In Vietnam, it’s always rush hour. The streets are so packed — at all hours — that our rush hours look almost deserted by comparison.
For every car, which most Vietnamese can’t afford, hundreds of bicycles and scooters zoom by in swarms, wedging the flow to make turns, sometimes in the wrong direction, honking continuously. Their drivers wear helmets and protective masks against exhaust.
Your only hope of crossing a street is just to step out. Traffic will flow around you. Stop lights are sparse. This orderly disorder seems to work, though. I didn’t see one accident in Da Nang, Hoi An, Dong Ha, Quang Tri City, Hue or Hanoi, a city of 7 million people.
During rare free time on a recent tour with U.S. military veterans and their families, I tried to stroll, but sidewalks were usually blocked by parked scooters, piles of bricks and blocks, mounds of dirt or sand, merchandise, people cooking on grills or eating and drinking at plastic tables.
Village life slid by the windows of our bus — small plaster houses with corrugated metal roofs in rows along the road, water-stained and mildewed; laundry drying on stone walls; pocket gardens growing vegetables; lounging dogs, chickens pecking around and lots of mud.
Fifty years later, the places the veterans remember have been altered. Old air bases are overgrown and ghostly. The Hotel Saigon Morin, a five-star hotel in Hue, was Hue University in 1968. During the Tet Offensive, its courtyard was strewn with dead bodies and the bloody boot prints of Marines darting for cover.
Most buildings were built and most of the population was born after the war. Expatriate Rick Ellis, in an op-ed in the Tuoi Tre News, wrote that if “the war” is mentioned, most Vietnamese think of the more recent Chinese incursions.
“The American War is a very small amount of time on their timeline of being occupied,” said Chuck Meadows, who, after retiring as a career Marine colonel, has done reparation work with Peace Trees, a nonprofit that helps the Vietnamese dig up unexploded ordnance and dispatch it safely. “Six, eight years ago, we went to Hanoi on a 1,000th anniversary. We Americans can’t get our minds around that” span of time.
One veteran on the trip, Bob Rider of Albuquerque, N.M., noted all the little shops — one after another, block after block — open to the air, alive with patrons, even in small towns. He wondered how they make it. I thought it may be because there are so few big stores. We saw Starbucks, McDonalds, Kentucky Fried Chicken and a few other American chains in Hanoi, but Vietnamese enterprise is mostly grassroots — and they take U.S. dollars.
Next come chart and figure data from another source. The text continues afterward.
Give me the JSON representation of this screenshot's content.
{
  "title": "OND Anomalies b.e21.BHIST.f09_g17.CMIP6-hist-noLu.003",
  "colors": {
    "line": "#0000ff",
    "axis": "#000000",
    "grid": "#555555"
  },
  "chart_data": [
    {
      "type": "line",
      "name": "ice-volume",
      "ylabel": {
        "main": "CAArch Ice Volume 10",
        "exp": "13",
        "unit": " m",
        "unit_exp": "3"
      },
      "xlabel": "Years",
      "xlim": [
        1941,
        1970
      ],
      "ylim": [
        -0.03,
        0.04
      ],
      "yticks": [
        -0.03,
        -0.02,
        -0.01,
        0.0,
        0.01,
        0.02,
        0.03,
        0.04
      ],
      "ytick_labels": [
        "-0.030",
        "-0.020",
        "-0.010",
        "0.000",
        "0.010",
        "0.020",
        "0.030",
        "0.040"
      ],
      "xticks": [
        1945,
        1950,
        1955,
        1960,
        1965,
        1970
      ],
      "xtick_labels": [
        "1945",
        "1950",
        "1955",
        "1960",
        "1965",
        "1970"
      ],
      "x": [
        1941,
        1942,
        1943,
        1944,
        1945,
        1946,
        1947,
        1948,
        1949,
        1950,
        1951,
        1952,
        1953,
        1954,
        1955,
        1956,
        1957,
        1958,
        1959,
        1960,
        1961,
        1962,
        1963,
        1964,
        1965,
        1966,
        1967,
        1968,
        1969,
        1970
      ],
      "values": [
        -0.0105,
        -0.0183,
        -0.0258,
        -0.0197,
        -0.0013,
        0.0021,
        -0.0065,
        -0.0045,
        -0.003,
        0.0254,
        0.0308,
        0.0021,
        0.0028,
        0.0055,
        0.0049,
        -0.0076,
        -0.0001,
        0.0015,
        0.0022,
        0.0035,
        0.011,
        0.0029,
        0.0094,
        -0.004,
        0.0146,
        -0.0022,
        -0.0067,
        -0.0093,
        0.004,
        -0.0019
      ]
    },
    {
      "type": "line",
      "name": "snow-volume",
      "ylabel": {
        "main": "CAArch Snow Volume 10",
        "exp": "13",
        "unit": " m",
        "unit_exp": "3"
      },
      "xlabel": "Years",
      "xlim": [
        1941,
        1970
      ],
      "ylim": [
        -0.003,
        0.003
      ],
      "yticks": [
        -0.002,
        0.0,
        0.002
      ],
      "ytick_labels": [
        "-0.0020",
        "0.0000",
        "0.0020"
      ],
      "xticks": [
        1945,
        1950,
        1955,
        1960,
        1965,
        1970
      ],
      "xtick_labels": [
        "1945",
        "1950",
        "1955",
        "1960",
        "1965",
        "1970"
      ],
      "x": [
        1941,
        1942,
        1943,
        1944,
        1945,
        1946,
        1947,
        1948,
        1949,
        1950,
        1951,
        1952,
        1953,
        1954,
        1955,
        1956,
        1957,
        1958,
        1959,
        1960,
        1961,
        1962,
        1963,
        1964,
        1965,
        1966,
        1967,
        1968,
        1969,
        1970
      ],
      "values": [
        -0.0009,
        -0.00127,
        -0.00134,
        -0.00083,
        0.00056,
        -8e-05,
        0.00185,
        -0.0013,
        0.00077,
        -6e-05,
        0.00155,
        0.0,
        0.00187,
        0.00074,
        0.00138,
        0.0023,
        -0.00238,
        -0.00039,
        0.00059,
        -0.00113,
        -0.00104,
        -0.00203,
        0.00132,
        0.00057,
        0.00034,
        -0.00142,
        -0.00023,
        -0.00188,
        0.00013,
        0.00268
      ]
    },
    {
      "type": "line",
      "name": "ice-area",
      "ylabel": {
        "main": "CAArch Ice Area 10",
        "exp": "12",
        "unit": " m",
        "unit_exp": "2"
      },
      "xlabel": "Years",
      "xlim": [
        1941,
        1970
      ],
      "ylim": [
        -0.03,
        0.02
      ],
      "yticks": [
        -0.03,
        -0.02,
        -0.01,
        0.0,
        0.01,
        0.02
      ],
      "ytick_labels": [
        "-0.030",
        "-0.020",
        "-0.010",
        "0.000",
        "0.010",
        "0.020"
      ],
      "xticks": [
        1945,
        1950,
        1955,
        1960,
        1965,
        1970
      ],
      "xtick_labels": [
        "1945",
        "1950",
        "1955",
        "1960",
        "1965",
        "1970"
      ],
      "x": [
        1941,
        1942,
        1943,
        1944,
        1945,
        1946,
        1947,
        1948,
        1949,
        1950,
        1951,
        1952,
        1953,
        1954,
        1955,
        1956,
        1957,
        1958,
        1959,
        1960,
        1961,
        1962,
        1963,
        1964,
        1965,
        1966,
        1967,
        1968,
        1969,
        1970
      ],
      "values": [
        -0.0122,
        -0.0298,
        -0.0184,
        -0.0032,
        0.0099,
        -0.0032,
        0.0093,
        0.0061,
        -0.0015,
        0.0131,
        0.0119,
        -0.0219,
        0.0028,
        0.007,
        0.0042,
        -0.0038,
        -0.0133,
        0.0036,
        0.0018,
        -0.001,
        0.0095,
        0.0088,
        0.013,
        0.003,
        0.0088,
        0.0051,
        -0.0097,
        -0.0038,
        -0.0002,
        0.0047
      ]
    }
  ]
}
In the early 1990s, the Communist government began allowing people to own property and businesses. It obviously knew better than to stifle such a powerful economic engine.
That policy allowed Phan Cu security for his Mandarin Cafe in Hue. He had been displaced twice by the government but now owns the building his restaurant is in.
“More tourists started coming,” he said, “and my restaurant has been busy.”
Veterans return with decades of internal conflict. Some are tortured by survivor’s guilt, by the seemingly random snuffing out of life they witnessed. Their mental images sometimes still wake them in panic. They sometimes still hear screams. This overstimulation caused by horror afflicted the Vietnamese, too, but there are few elders left. The overstimulation of Vietnam now is of kinetic vibrancy.
Many Americans still pick at the war like a splinter, still decry the years of government lies, waste and sacrifice. But 43 years after we extricated ourselves, Vietnam is at peace and whole.
Communism has survived this long, and it may be what the people will continue to want. They have no choice at the ballot box, but communism may otherwise be contested. The Vietnamese are a lovely people who know how to outlast what they don’t want to endure.
Mr. Meadows, who in 1968 led Golf Company, 2nd Battalion, 5th Marines in the Battle of Hue, gave me an entirely new worldview when I asked what he thought an American victory would have looked like.
“I don’t jump to the conclusion we lost the war,” he said. “They can now own their own businesses and land. English is their second language. They have fancy shopping malls and beach resorts better than Florida would ever hope to have.
“Time has a way of changing the perspective.”